How to do Grad School in your Late Thirties

messy desk with kid

If you decide that in order to better yourself or begin a new career or are just a masochist and want to enter a graduate school program in your late thirties—or really, any time after your twenties—I’m here to give you tips on how to do it best. If you follow my steps to a letter, you’ll have a moderately successful graduate school experience. Either that or an ulcer.

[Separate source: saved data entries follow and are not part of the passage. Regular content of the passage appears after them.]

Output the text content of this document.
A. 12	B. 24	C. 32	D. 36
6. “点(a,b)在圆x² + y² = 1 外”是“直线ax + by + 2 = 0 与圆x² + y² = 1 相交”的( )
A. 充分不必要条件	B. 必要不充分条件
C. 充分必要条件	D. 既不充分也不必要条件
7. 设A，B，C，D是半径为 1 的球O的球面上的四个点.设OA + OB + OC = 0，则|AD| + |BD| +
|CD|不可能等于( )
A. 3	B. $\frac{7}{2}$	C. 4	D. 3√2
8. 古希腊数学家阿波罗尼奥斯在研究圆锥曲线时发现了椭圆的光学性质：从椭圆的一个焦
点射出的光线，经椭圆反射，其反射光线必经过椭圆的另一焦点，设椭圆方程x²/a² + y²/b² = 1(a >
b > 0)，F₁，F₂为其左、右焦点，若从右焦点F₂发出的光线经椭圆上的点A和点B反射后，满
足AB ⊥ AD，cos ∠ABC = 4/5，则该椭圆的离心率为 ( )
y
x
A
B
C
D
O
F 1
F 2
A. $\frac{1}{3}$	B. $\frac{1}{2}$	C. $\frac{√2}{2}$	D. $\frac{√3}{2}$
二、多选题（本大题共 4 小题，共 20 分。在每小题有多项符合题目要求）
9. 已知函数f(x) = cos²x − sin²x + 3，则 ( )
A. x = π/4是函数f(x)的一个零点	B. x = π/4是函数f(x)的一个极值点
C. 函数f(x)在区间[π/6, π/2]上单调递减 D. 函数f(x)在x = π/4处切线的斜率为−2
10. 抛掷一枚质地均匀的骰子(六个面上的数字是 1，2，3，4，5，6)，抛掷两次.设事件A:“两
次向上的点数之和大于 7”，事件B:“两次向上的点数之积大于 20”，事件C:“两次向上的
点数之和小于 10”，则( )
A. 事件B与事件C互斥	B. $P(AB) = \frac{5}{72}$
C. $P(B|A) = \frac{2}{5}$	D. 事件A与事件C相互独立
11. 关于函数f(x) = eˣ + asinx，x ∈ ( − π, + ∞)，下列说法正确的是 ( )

1.) Have at least two kids

If you don’t have at least two kids, you won’t have one of them clamoring for attention at any given moment. And those given moments are generally when you are taking a timed quiz or have an assignment due in an hour. It’s really fun to feel like you’re not paying enough attention to your kids while you’re trying to school.

2.) Work full time

If you don’t work full time during grad school in your late thirties, it doesn’t count. It gives you an extra bit of time crunch that you won’t have if you attend only school full time! It’s especially delicious when work is slow and you have a ton of school work to do and can’t do it because you’re stuck at work.

3.) Figure out your due dates and let the Canvas app screw you up.

It’s true. The syllabus will say due at 11:59PM and yet your Canvas app on your phone will tell you it’s due by the next day. Then you wonder if it’s due at 11:59PM the next day or 12:01AM that day, or… Before you know it, you have a zero and you’re begging your TA for a chance to make it up. Living on the edge, for sure.

4) Complete all assignments on the day they are due

This really gives you a feeling of flying by the seat of your pants. Listen to lectures on the way to work or in bed before sleep. But definitely wait until the day an assignment is due before you complete it. There’s nothing like the deadline of 11:59PM when you start it after the kids’ bedtime at 8:00PM, and still have to go to work in the morning. That feeling. Mmm.

There you have it. My tips and tricks to be moderately successful at grad school in your late thirties. It’s not for the faint of heart! Type As may also have to let go of straight As because, let’s be frank, with full-time school, full-time work and full-time family, you really can’t have full-time attention on anything. It is possible. It’s just hard.